Now recognised as one of French cinema’s finest talents courtesy of such modern classics as Carlos, Summer Hours and Clouds of Sils Maria, Olivier Assayas started out as a critic and screenwriter before making his debut feature as director in 1986.
Disorder tells the tale of a post-punk band whose friendships are tested when a music store robbery turns fatal. It marked Assayas as a talent to be reckoned with.
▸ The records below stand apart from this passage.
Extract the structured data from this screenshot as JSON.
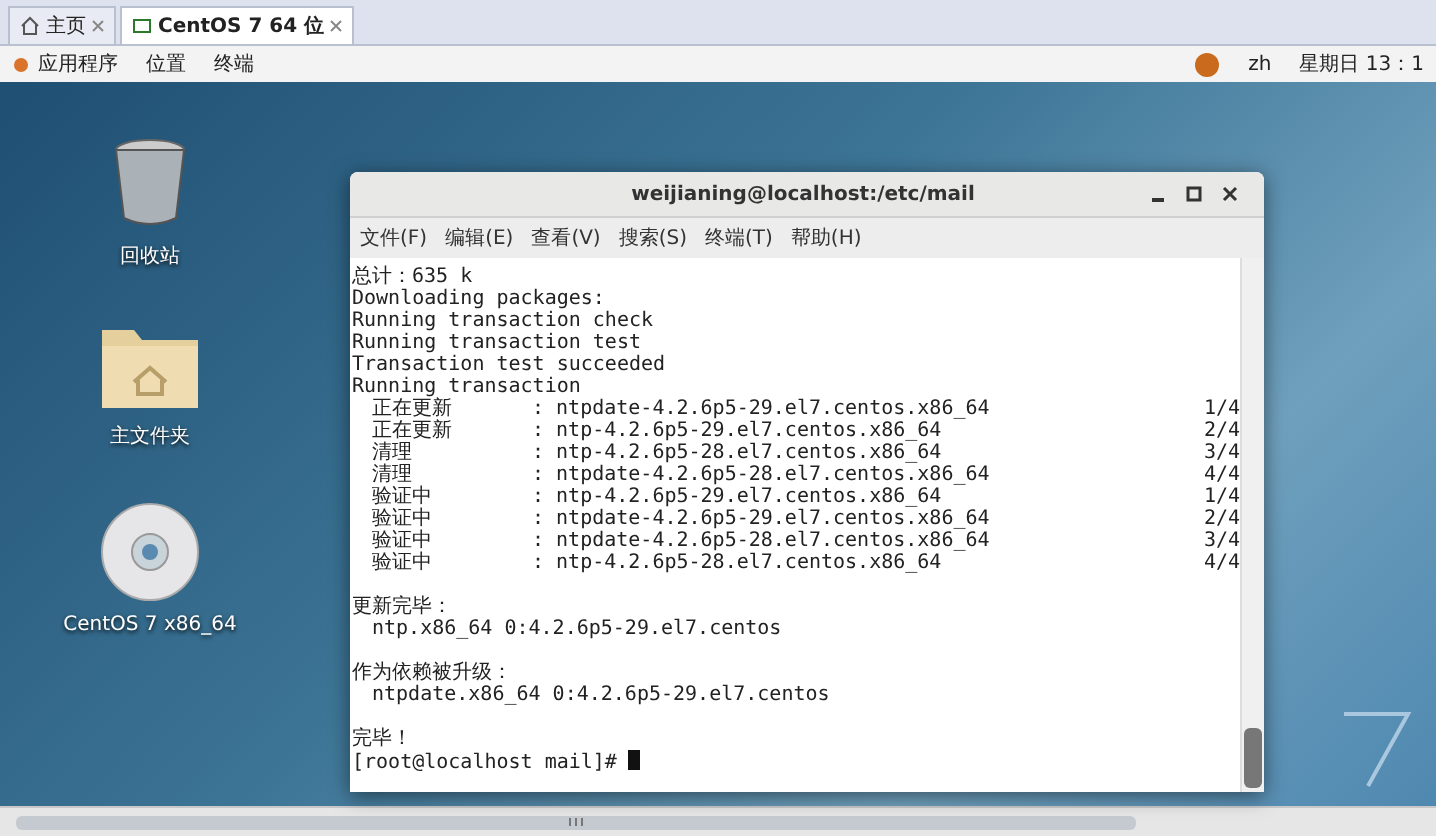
{
  "host_tabs": [
    {
      "label": "主页",
      "kind": "home",
      "selected": false
    },
    {
      "label": "CentOS 7 64 位",
      "kind": "vm",
      "selected": true
    }
  ],
  "top_bar": {
    "menus": [
      "应用程序",
      "位置",
      "终端"
    ],
    "language": "zh",
    "clock": "星期日 13：1"
  },
  "desktop_icons": [
    {
      "kind": "trash",
      "label": "回收站"
    },
    {
      "kind": "folder",
      "label": "主文件夹"
    },
    {
      "kind": "disc",
      "label": "CentOS 7 x86_64"
    }
  ],
  "terminal": {
    "title": "weijianing@localhost:/etc/mail",
    "menu": [
      "文件(F)",
      "编辑(E)",
      "查看(V)",
      "搜索(S)",
      "终端(T)",
      "帮助(H)"
    ],
    "lines": [
      {
        "kind": "text",
        "text": "总计：635 k"
      },
      {
        "kind": "text",
        "text": "Downloading packages:"
      },
      {
        "kind": "text",
        "text": "Running transaction check"
      },
      {
        "kind": "text",
        "text": "Running transaction test"
      },
      {
        "kind": "text",
        "text": "Transaction test succeeded"
      },
      {
        "kind": "text",
        "text": "Running transaction"
      },
      {
        "kind": "row",
        "action": "正在更新",
        "package": ": ntpdate-4.2.6p5-29.el7.centos.x86_64",
        "count": "1/4"
      },
      {
        "kind": "row",
        "action": "正在更新",
        "package": ": ntp-4.2.6p5-29.el7.centos.x86_64",
        "count": "2/4"
      },
      {
        "kind": "row",
        "action": "清理",
        "package": ": ntp-4.2.6p5-28.el7.centos.x86_64",
        "count": "3/4"
      },
      {
        "kind": "row",
        "action": "清理",
        "package": ": ntpdate-4.2.6p5-28.el7.centos.x86_64",
        "count": "4/4"
      },
      {
        "kind": "row",
        "action": "验证中",
        "package": ": ntp-4.2.6p5-29.el7.centos.x86_64",
        "count": "1/4"
      },
      {
        "kind": "row",
        "action": "验证中",
        "package": ": ntpdate-4.2.6p5-29.el7.centos.x86_64",
        "count": "2/4"
      },
      {
        "kind": "row",
        "action": "验证中",
        "package": ": ntpdate-4.2.6p5-28.el7.centos.x86_64",
        "count": "3/4"
      },
      {
        "kind": "row",
        "action": "验证中",
        "package": ": ntp-4.2.6p5-28.el7.centos.x86_64",
        "count": "4/4"
      },
      {
        "kind": "blank"
      },
      {
        "kind": "text",
        "text": "更新完毕："
      },
      {
        "kind": "indented",
        "text": "ntp.x86_64 0:4.2.6p5-29.el7.centos"
      },
      {
        "kind": "blank"
      },
      {
        "kind": "text",
        "text": "作为依赖被升级："
      },
      {
        "kind": "indented",
        "text": "ntpdate.x86_64 0:4.2.6p5-29.el7.centos"
      },
      {
        "kind": "blank"
      },
      {
        "kind": "text",
        "text": "完毕！"
      },
      {
        "kind": "prompt",
        "text": "[root@localhost mail]#"
      }
    ]
  }
}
The intimate story of Winter’s Child built on that reputation and showed his remarkable gifts with actors, while in Irma Vep Assayas turned his attention to the French film industry to provide a mid-90s amalgam of François Truffaut’s Day for Night and Rainer Werner Fassbinder’s Beware of a Holy Whore, delighting audiences around the world and featuring a stand-out turn by Maggie Cheung playing a version of herself. Meanwhile, the startlingly prescient neo-noir/cyberhorror masterpiece Demonlover, takes a darker turn to present a chilling exploration of the nexus between sex and violence available at the click of a button, riffing on Cronenberg’s Videodrome and with an iconic score by art-rock pioneers, Sonic Youth.
Witty, heartfelt, and daring, Assayas remains one of the most interesting international filmmakers working today. No two films are quite alike. His work is vital, unexpected, and unmissable for any true lover of film.